How did the invention of agriculture affect human birth and death rates? How did it affect human population growth?

(2) Answers

Major changes in the human population first began during the 1700s in Europe and North America. First death rates fell, followed somewhat later by birth rates. Death Rates Fall Several advances in science and technology led to lower death rates in 18th century Europe and North America: New scientific knowledge of the causes of disease led to improved water supplies, sewers, and personal hygiene. Better farming techniques and machines increased the food supply. The Industrial Revolution of the 1800s led to new sources of energy, such as coal and electricity. This increased the efficiency of the new agricultural machines. It also led to train transport, which improved the distribution of food. For all these reasons, death rates fell, especially in children.
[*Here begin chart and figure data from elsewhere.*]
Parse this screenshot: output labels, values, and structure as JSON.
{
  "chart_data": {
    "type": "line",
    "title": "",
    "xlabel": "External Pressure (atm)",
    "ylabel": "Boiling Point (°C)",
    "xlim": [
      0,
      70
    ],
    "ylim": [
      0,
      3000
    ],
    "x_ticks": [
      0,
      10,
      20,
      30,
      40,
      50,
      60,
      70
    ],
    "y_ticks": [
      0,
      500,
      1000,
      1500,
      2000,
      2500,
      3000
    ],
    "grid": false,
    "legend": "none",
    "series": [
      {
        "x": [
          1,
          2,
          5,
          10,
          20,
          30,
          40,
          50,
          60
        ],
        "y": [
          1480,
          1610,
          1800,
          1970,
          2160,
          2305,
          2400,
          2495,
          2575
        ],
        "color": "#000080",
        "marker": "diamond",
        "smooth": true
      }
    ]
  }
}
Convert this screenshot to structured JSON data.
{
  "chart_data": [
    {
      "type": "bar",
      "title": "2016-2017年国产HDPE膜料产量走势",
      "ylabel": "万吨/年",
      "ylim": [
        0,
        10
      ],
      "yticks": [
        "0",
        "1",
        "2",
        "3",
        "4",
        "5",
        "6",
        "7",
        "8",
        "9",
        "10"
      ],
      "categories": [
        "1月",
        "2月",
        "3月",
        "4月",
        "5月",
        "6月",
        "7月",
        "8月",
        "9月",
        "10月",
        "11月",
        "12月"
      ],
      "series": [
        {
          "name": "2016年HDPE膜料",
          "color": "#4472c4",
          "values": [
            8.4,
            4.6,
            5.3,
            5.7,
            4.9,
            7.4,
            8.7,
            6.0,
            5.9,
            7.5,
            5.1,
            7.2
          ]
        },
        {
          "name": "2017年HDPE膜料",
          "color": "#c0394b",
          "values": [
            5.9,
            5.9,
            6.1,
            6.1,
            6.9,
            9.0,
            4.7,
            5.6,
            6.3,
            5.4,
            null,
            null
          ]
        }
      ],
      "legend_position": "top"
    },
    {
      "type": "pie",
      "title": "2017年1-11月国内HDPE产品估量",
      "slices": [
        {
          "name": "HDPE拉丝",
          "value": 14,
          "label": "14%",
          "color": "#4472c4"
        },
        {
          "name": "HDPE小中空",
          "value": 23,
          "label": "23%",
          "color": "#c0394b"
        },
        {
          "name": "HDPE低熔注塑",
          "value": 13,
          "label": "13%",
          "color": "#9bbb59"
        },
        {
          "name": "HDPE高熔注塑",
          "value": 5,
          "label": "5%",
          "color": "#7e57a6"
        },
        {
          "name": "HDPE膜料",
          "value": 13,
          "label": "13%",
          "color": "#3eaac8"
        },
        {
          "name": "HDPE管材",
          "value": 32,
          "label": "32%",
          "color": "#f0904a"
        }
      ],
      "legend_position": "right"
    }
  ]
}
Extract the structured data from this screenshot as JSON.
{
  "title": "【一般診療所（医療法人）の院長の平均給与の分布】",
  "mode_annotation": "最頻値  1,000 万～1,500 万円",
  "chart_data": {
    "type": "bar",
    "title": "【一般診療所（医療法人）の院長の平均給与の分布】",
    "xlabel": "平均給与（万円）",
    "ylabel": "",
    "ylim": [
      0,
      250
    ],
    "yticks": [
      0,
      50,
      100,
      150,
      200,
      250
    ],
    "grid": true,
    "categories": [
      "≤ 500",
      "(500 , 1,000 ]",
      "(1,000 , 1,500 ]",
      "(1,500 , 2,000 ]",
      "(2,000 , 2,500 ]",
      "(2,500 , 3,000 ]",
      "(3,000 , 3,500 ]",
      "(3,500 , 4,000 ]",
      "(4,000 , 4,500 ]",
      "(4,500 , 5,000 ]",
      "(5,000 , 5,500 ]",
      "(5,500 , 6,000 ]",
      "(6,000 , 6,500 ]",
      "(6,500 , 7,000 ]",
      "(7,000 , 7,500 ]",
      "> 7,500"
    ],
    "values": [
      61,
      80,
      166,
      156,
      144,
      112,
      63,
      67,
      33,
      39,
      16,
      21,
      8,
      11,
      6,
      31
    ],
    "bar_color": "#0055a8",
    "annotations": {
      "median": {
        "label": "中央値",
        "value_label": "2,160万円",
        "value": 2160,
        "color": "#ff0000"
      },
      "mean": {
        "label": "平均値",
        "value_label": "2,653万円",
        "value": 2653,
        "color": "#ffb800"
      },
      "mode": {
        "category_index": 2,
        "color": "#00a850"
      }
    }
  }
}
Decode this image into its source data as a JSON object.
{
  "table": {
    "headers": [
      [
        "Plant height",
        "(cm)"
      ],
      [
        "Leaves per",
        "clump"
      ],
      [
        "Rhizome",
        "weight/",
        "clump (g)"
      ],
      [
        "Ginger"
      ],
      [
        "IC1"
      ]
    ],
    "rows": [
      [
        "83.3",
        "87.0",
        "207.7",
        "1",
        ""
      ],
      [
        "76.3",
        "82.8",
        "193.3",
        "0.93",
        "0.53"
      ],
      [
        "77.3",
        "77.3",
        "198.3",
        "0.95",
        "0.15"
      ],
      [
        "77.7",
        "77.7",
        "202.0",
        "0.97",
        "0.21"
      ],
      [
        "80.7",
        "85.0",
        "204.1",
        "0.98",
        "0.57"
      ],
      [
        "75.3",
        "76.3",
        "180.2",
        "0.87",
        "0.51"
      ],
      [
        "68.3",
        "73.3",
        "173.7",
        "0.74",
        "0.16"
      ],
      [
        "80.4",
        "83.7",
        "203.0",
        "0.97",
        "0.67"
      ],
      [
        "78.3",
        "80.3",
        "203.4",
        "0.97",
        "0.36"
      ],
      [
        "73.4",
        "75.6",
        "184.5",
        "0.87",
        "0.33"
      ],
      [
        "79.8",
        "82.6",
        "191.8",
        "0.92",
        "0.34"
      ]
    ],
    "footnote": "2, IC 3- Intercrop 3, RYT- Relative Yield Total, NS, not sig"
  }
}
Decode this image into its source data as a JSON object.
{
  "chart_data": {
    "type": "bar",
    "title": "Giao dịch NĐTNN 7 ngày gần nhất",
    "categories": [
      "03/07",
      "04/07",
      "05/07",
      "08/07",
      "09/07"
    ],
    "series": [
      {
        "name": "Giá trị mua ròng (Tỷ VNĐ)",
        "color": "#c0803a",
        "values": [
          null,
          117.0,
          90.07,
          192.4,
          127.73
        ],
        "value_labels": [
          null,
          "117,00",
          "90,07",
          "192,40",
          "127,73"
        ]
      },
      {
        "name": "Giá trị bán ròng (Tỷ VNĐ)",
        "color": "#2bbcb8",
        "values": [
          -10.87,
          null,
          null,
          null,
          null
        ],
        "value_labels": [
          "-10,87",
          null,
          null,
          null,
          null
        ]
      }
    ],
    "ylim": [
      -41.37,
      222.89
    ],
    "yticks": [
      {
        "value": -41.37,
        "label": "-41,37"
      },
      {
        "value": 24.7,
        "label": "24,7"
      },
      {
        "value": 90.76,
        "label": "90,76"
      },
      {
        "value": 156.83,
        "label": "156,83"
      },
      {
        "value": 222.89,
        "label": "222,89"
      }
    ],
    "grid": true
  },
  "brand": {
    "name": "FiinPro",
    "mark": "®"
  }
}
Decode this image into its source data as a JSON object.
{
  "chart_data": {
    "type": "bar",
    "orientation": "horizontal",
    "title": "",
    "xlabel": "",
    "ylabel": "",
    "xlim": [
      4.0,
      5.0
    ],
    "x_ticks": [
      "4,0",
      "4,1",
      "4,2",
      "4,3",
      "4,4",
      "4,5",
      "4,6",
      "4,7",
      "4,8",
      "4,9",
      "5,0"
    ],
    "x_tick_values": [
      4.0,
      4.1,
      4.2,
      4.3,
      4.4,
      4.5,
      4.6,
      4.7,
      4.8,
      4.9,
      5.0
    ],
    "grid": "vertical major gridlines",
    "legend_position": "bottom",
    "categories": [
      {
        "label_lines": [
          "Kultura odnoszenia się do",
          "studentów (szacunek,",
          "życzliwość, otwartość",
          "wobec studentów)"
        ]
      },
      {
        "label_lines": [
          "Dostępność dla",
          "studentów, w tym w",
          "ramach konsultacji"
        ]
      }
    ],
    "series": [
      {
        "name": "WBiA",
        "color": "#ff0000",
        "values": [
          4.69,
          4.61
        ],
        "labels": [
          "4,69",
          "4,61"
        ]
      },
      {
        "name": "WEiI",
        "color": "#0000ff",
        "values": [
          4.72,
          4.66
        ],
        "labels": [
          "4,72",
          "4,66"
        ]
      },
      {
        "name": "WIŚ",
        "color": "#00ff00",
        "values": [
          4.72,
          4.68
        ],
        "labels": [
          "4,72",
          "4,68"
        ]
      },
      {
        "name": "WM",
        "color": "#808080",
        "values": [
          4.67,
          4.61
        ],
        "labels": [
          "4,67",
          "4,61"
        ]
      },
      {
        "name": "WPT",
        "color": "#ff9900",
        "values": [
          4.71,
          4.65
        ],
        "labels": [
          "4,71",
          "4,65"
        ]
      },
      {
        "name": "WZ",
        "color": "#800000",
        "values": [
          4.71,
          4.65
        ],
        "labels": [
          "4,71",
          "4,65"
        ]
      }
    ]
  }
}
This allowed many more children to survive to adulthood, so birth rates increased. As the gap between birth and death rates widened, the human population grew faster. Birth Rates Fall It wasn’t long before birth rates started to fall as well in Europe and North America. People started having fewer children because large families were no longer beneficial for several reasons. As child death rates fell and machines did more work, farming families no longer needed to have as many children to work in the fields. Laws were passed that required children to go to school. Therefore, they could no longer work and contribute to their own support. They became a drain on the family’s income. Eventually, birth rates fell to match death rates. As a result, population growth slowed to nearly zero.


SHORT ANSWER It allowed families provide for more children so birth rates went up as food production rates went up and lowered death rates greatly reducing starvation.